In Bureaucracy, History, Law, Law Enforcement, Politics, Social commentary on June 20, 2022 at 12:10 am

On June 8, justice finally caught up with Frank Atwood.

On September 17, 1984, eight-year-old Vicki Lynne Hoskinson was riding her bike home when Atwood kidnapped and murdered her. Then he left her body in an Arizona desert.  A hiker found the child’s remains about seven months later.   

Making Vicki’s murder even worse: Atwood had previously been convicted of “lewd and lascivious acts and kidnapping” two young children in California.

Ten days after Vicki’s disappearance, eyewitness testimony and physical evidence led to Atwood’s arrest.
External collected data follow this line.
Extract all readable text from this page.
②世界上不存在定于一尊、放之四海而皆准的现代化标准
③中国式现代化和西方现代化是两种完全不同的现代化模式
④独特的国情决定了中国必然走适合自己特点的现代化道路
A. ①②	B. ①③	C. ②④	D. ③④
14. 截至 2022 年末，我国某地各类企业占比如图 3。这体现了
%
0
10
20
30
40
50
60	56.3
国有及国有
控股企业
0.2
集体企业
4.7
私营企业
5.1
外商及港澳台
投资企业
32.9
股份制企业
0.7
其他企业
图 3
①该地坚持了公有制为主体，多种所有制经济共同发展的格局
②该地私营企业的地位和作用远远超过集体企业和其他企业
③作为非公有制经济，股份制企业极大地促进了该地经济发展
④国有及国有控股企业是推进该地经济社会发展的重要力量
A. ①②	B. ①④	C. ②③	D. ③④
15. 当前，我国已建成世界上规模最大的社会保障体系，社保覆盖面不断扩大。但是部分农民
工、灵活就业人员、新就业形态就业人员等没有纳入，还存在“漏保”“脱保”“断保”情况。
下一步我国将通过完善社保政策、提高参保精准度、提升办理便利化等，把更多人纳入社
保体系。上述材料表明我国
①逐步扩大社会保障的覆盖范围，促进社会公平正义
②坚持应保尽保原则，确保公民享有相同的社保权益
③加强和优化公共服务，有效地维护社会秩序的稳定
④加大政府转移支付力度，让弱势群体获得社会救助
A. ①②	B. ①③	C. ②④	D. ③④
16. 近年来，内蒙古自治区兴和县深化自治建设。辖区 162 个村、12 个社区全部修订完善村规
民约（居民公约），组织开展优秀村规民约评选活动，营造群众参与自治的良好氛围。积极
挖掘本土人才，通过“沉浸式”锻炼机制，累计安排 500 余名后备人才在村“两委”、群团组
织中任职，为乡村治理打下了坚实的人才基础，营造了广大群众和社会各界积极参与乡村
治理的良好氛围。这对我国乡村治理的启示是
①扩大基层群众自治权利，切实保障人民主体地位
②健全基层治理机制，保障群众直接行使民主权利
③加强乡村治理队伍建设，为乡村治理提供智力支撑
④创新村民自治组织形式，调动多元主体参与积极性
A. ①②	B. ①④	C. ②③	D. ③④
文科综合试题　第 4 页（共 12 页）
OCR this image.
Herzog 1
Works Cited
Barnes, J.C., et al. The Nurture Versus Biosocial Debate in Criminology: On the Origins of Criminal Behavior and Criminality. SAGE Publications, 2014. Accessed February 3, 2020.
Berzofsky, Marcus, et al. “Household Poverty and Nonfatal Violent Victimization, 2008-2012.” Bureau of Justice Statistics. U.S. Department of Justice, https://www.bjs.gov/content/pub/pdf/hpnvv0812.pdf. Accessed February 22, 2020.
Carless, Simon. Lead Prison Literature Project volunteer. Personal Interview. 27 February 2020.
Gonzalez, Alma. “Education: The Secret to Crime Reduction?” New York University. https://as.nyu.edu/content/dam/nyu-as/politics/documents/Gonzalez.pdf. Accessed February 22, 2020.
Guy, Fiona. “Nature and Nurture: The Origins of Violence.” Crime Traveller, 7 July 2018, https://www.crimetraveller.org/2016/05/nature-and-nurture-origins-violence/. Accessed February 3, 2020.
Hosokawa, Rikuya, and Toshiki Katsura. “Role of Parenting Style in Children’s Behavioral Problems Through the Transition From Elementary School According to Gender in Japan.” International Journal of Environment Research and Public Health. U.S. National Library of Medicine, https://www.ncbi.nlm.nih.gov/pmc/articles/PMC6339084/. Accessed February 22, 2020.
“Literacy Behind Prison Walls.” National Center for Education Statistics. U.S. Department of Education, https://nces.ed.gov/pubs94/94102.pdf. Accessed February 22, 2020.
He was charged with one count of kidnapping. 

Atwood’s trial began in January, 1987. He was found guilty of first degree murder on March 26, and sentenced to death on May 8, 1987. But it took until 2020 for all of his appeals to be exhausted. 

Finally, at just after 10:15 a.m. local time, on June 8, Atwood met his own death by lethal injection at the Arizona State Prison Complex in Florence, Arizona. 

Arizona Supreme Court issues execution warrant for Frank J. Atwood - The Gila Herald

Frank Atwood

While Atwood had no concern for the pain of others, he had plenty of it for himself. He tried to halt the execution by claiming the procedure would violate his constitutional rights. 


In an appeal to the U.S. Ninth Circuit Court of Appeals, Atwood’s lawyers claimed that lying flat on the execution table would cause him excruciating pain due to a spinal condition he developed while in prison.

The appeals court agreed with a federal judge in Phoenix, who noted that the table can be raised to an inclined position.

A district court dismissed Atwood’s “poor, pity me” excuse and on June 7, the Ninth Circuit Court of Appeals upheld the decision to execute him.

A typical execution room

The next day, the United States Supreme Court dashed Atwood’s last hope to escape justice and denied his petition to halt the execution.

About 111 inmates remain on Arizona’s Death Row.

The Atwood case offers serious reasons for a complete overhaul of how the death penalty is administered. 

First: There is genuine wisdom in the saying: “Justice delayed is justice denied.”  

Imagine how the parents and relatives of Vicki Hoskinson have felt for 36 years:

  • Knowing that she died violently, probably after being sexually abused.
  • Knowing that she wasn’t given even the dignity of a funeral—that her body had been left in the desert, with her remains scattered by animals.
  • Knowing that the man responsible for her death was not only still alive but had far more rights conferred on him by the State than he had provided Vicki.
  • With every appeal they had to relive the horror of their loved one’s brutal murder.

63 Love the Fog ideas | eerie, cemeteries, old cemeteries

Second: The life of a murderer should not be considered as sacred—if not more so—than the lives of those he has murdered.

People don’t get sent to Death Row by stealing food or picking pockets, as they did in England during the 19th century. They don’t even get there by killing someone accidentally or in the heat of passion.

According to 18 U.S. Code § 1111: “Murder is the unlawful killing of a human being with malice aforethought. Every murder perpetrated by poison, lying in wait, or any other kind of willful, deliberate, malicious, and premeditated killing; or committed for the perpetration of, or attempt to perpetrate, any arson, escape, murder, kidnapping, treason, espionage, sabotage, aggravated assault abuse or sexual abuse, child abuse, burglary, or robbery, or perpetrated as part of a pattern or practice of assault or torture against a child, or children….is murder in the first degree.”

They get there, in short, by deliberately choosing to take the life of someone—and then doing so.

Third: The insanity defense should be abolished. 

Too many perfectly sane murderers use this as a defense to escape justice for the human carnage they have left in their wake. Even if they are ruled criminally insane—on a “Hannibal the Cannibal” level—they should not be allowed to avoid the death penalty.

Consider this: A beloved dog gets rabies. It isn’t his fault. But from now on he presents “a clear and present danger” to everyone he meets. The same is true with someone who has demonstrated a taste for cold-blooded murder.

Fourth: The number of appeals should be severely limited—to three or four, at most.

This would ensure that the accused had his sentence carefully reviewed, and yet allow a fair time for justice—acquittal or execution—to occur.   

Fifth: Violent offenders should not be released, even if they’re not given the death penalty.

The rate of recidivism in the United States is 70%. Within three years of their release, two out of three former inmates are rearrested and more than 50% are reincarcerated. 

Atwood had previously been convicted of “lewd and lascivious acts and kidnapping” two young children in California. Had Atwood not been released, he could not have murdered Vicki.  

It’s true that some inmates have radically turned their lives around in prison and spent the rest of their lives as model citizens. But this happens so rarely and unpredictably that taking this chance is not worth jeopardizing the safety of the public at large.